As the value and use of information continues to increase, individuals and businesses seek additional ways to process and store information. One option available to users is information handling systems. An information handling system generally processes, compiles, stores, and/or communicates information or data for business, personal, or other purposes thereby allowing users to take advantage of the value of the information. Because technology and information handling needs and requirements vary between different users or applications, information handling systems may also vary regarding what information is handled, how the information is handled, how much information is processed, stored, or communicated, and how quickly and efficiently the information may be processed, stored, or communicated. The variations in information handling systems allow for information handling systems to be general or configured for a specific user or specific use such as financial transaction processing, airline reservations, enterprise data storage, or global communications. In addition, information handling systems may include a variety of hardware and software components that may be configured to process, store, and communicate information and may include one or more computer systems, data storage systems, and networking systems.
As information handling systems become more complex due to increasing operating demands, it is important for such systems to allow for user flexibility while maintaining high levels of operation and performance. One option manufacturers offer to satisfy consumer needs are information handling systems that include one or more configurable components. The configurable components allow consumers to use the system in one or more different modes of operation. The configurable components allow consumers to change the operation of their systems without having to buy a new system. Consumers desire the configurable components because it provides greater flexibility in performing tasks with the information handling system.
One example of a configurable component is a backplane or motherboard such as a Small Computer System Interface (SCSI) backplane. A reconfigurable backplane can be used by the consumer in a split mode or a non-split mode. In the non-split mode, the backplane has a single SCSI bus route. One controller, such as a Redundant Array of Independent Disks (RAID) controller, manages all of the hard disk drives interfaced with the backplane. However, some consumers may prefer a split backplane in order to optimize all the resources of the information handling system. Many management functions require a particular number of drives. For example, RAID 5 requires three hard disk drives. Therefore if a function uses only three of the eight hard disk drives interfaced with the backplane, it would be useful to utilize the other five drives. Therefore, a user may prefer to configure the backplane in a split mode including two SCSI bus routes and two RAID controllers managing the hard disk drives. Having two controllers allows for the drives associated with the backplane to be used for different functions. Therefore, a configurable backplane allows for flexible and efficient use of the information handling system.

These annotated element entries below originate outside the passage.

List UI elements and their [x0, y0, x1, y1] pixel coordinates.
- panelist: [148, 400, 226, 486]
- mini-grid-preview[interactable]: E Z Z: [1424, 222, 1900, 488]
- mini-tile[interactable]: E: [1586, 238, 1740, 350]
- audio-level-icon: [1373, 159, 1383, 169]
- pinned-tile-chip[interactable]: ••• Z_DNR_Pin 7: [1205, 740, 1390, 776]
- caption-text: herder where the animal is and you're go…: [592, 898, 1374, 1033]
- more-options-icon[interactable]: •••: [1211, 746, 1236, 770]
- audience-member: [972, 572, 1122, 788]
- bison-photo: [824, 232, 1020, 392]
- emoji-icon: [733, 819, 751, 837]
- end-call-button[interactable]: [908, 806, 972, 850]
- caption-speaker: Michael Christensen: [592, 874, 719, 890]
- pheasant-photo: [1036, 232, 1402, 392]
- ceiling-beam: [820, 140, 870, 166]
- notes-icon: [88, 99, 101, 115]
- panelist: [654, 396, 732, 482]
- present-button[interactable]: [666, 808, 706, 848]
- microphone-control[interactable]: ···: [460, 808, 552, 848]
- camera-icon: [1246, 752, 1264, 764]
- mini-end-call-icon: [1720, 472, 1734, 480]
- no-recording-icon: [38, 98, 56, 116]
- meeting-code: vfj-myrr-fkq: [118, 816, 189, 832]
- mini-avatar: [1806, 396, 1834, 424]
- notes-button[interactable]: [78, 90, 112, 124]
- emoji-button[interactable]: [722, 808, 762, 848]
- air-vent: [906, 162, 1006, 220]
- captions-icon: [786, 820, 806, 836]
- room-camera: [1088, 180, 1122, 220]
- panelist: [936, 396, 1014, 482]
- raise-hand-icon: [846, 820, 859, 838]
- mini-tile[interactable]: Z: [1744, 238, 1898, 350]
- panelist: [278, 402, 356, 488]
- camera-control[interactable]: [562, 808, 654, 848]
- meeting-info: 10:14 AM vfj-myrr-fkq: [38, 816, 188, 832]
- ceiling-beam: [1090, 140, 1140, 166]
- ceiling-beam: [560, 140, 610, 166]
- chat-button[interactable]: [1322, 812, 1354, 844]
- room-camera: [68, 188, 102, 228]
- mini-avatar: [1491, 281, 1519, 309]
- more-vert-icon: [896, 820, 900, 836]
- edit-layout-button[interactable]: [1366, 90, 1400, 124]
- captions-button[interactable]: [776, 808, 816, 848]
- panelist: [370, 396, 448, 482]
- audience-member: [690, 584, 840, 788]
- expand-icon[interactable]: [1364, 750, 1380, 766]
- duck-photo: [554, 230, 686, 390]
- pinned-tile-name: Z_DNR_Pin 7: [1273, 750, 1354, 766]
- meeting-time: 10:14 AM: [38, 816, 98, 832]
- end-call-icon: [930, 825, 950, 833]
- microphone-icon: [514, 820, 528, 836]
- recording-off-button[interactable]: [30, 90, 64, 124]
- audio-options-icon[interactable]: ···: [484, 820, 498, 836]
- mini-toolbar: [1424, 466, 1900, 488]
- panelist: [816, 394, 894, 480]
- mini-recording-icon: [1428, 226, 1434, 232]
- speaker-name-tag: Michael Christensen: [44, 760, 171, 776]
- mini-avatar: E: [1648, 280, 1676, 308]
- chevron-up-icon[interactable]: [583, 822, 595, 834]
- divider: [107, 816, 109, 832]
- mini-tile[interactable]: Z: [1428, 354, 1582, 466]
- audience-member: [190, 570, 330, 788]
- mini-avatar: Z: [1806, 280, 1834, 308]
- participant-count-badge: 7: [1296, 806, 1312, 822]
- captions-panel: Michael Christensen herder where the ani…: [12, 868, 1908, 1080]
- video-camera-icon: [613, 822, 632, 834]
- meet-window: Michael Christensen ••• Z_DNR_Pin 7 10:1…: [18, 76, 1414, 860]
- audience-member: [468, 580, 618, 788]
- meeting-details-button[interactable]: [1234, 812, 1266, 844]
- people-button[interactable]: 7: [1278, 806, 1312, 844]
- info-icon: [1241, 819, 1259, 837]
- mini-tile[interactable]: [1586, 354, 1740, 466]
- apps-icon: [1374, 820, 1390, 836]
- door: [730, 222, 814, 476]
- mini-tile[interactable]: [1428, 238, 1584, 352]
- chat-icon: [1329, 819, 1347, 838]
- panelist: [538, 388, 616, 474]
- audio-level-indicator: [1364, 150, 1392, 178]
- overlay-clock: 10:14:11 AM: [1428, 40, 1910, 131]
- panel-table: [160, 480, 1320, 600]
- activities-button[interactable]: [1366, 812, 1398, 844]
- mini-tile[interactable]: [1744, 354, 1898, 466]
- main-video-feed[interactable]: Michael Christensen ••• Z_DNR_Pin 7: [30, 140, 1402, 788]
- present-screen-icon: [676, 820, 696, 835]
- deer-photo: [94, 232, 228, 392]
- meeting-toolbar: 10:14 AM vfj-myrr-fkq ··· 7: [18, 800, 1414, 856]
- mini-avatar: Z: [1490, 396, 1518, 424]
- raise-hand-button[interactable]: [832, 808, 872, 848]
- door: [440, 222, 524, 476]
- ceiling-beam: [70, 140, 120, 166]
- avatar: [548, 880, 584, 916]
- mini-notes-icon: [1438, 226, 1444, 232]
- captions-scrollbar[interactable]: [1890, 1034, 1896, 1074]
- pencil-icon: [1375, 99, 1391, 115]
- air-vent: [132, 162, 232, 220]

Despite the flexibility of information handling systems having reconfigurable components such as a backplane, these systems typically suffer from problems due to the configurability. For instance, configurable backplanes experience problems with stubs and the placement of external connectors. Stubs are bus route dead ends and generally occur due to the placement of one or more passive terminations at the end of the bus route. The passive terminations do not allow for a single, uninterrupted bus route in different configurations of operation. Therefore, reconfigurable systems must be designed to have more than one bus route with the bus routes present in more than one modes of operation, but only intended for use in one mode of operation. Therefore, in one or more modes of operation the bus route serves no function and leads to an unnecessary bus route dead end or stub. The stubs typically have a detrimental effect on signal integrity by limiting the bus frequency and potentially resulting in corruption of data. When a signal encounters a stub, the signal travels along both the stub and the intended bus route. Because the signal travels along both routes, the signal strength decreases resulting in potential degenerate system performance. Furthermore, the stub generally causes reflections in the signal because the signal bounces back after hitting the dead end of the stub. This reflection may further add to the data corruption. And as information handling system operations increase in speed, these reflections magnify causing further data corruption.
Information handling systems including reconfigurable components such as configurable backplanes also experience problems with the placement of the components on the backplane. For instance, a configurable backplane having two modes of operation requires two connectors for two controllers to access the backplane when operating in a split mode. The two connectors are typically not located together on the backplane and are generally not located on an edge of the backplane for easy accessibility. It is difficult to move the passive terminations thereby requiring the second bus route to enter the backplane from a new route located on a side different than the first bus route. Having the connectors on two different sides of the backplane creates problems with manufacturability and serviceability.